I modelli Stelvio e Giulia hanno convinto gli automobilisti americani. tanto che l’autorevole rivista Motor Trend ha persino incoronato la Giulia “auto dell’anno”.

Buona parte del successo è legata all’allestimento TI Sport, soprattutto abbinato a colori brillanti.

I calcoli dell’agenzia Bloomberg dicono che in un solo anno Alfa Romeo, grazie alle produzioni di Cassino Plant, ha moltiplicato le sue vendite per quasi 23 volte. E dalle 528 vetture vendute nel 2016 si è passati alle 12.031 vendute nel 2017. È stato il maggiore incremento registrato lo scorso anno fra i car brand in Usa.
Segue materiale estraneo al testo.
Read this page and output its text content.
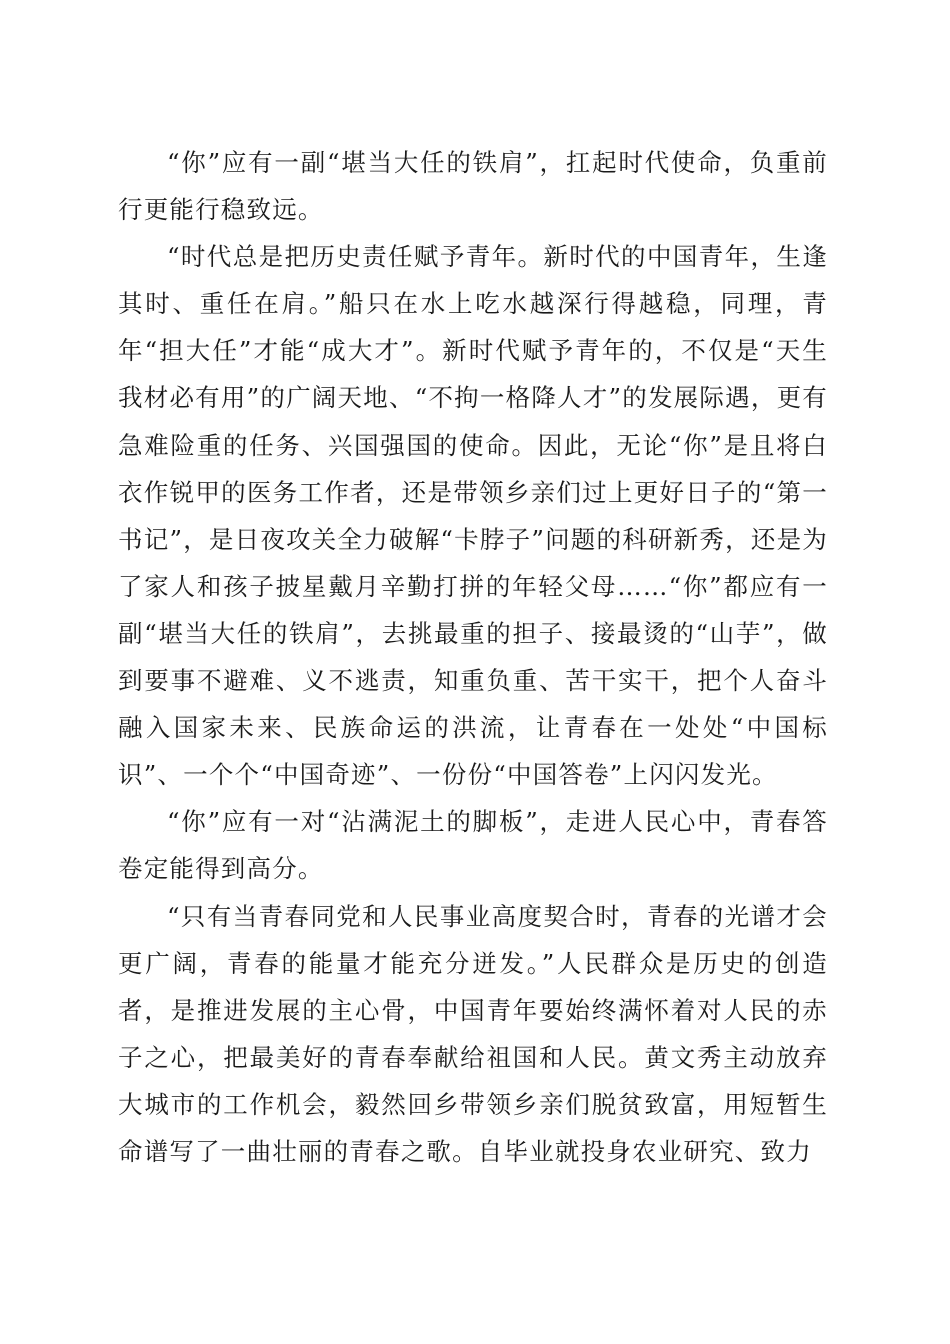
“你”应有一副“堪当大任的铁肩”，扛起时代使命，负重前行更能行稳致远。

“时代总是把历史责任赋予青年。新时代的中国青年，生逢其时、重任在肩。”船只在水上吃水越深行得越稳，同理，青年“担大任”才能“成大才”。新时代赋予青年的，不仅是“天生我材必有用”的广阔天地、“不拘一格降人才”的发展际遇，更有急难险重的任务、兴国强国的使命。因此，无论“你”是且将白衣作锐甲的医务工作者，还是带领乡亲们过上更好日子的“第一书记”，是日夜攻关全力破解“卡脖子”问题的科研新秀，还是为了家人和孩子披星戴月辛勤打拼的年轻父母……“你”都应有一副“堪当大任的铁肩”，去挑最重的担子、接最烫的“山芋”，做到要事不避难、义不逃责，知重负重、苦干实干，把个人奋斗融入国家未来、民族命运的洪流，让青春在一处处“中国标识”、一个个“中国奇迹”、一份份“中国答卷”上闪闪发光。

“你”应有一对“沾满泥土的脚板”，走进人民心中，青春答卷定能得到高分。

“只有当青春同党和人民事业高度契合时，青春的光谱才会更广阔，青春的能量才能充分迸发。”人民群众是历史的创造者，是推进发展的主心骨，中国青年要始终满怀着对人民的赤子之心，把最美好的青春奉献给祖国和人民。黄文秀主动放弃大城市的工作机会，毅然回乡带领乡亲们脱贫致富，用短暂生命谱写了一曲壮丽的青春之歌。自毕业就投身农业研究、致力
Non si vedeva un dato del genere dal 1986 grazie alla versione America della mitica Duetto: ne vennero vendute 8.200 .

 

I CALCOLI DI MARCHIONNE

Sergio Marchionne stima che l’introduzione dei dazi sulle auto europee costerebbe solo al marchio Ferrari 200 milioni di euro all’anno. Ma non teme contraccolpi sulle vendite: chi sceglie una vettura di Maranello si mette in fila, aspetta anche un anno per avere la sua auto costruita su misura, non si impressiona di un eventuale ritocco sul prezzo a causa dei dazi.

L’incubo potrebbe essere invece per Alfa Romeo, Maserati, 500 e persino per la Jeep Renegade che viene prodotta a Melfi ed esportata negli States.

In termine di vendite, i dazi potrebbero incidere in maniera determinante sul segmento premium.

Proprio per questo l’amministratore delegato Fca da Ginevra ha esortato l’Europa alla prudenza. E ad evitare di infilarsi nel tunnel delle rappresaglie economiche. «Anche perché – ha detto – se si dovesse fare la guerra dei dazi alla fine vincerebbe l’America. Basta guardare la sua bilancia commerciale: importa più di quanto esporta».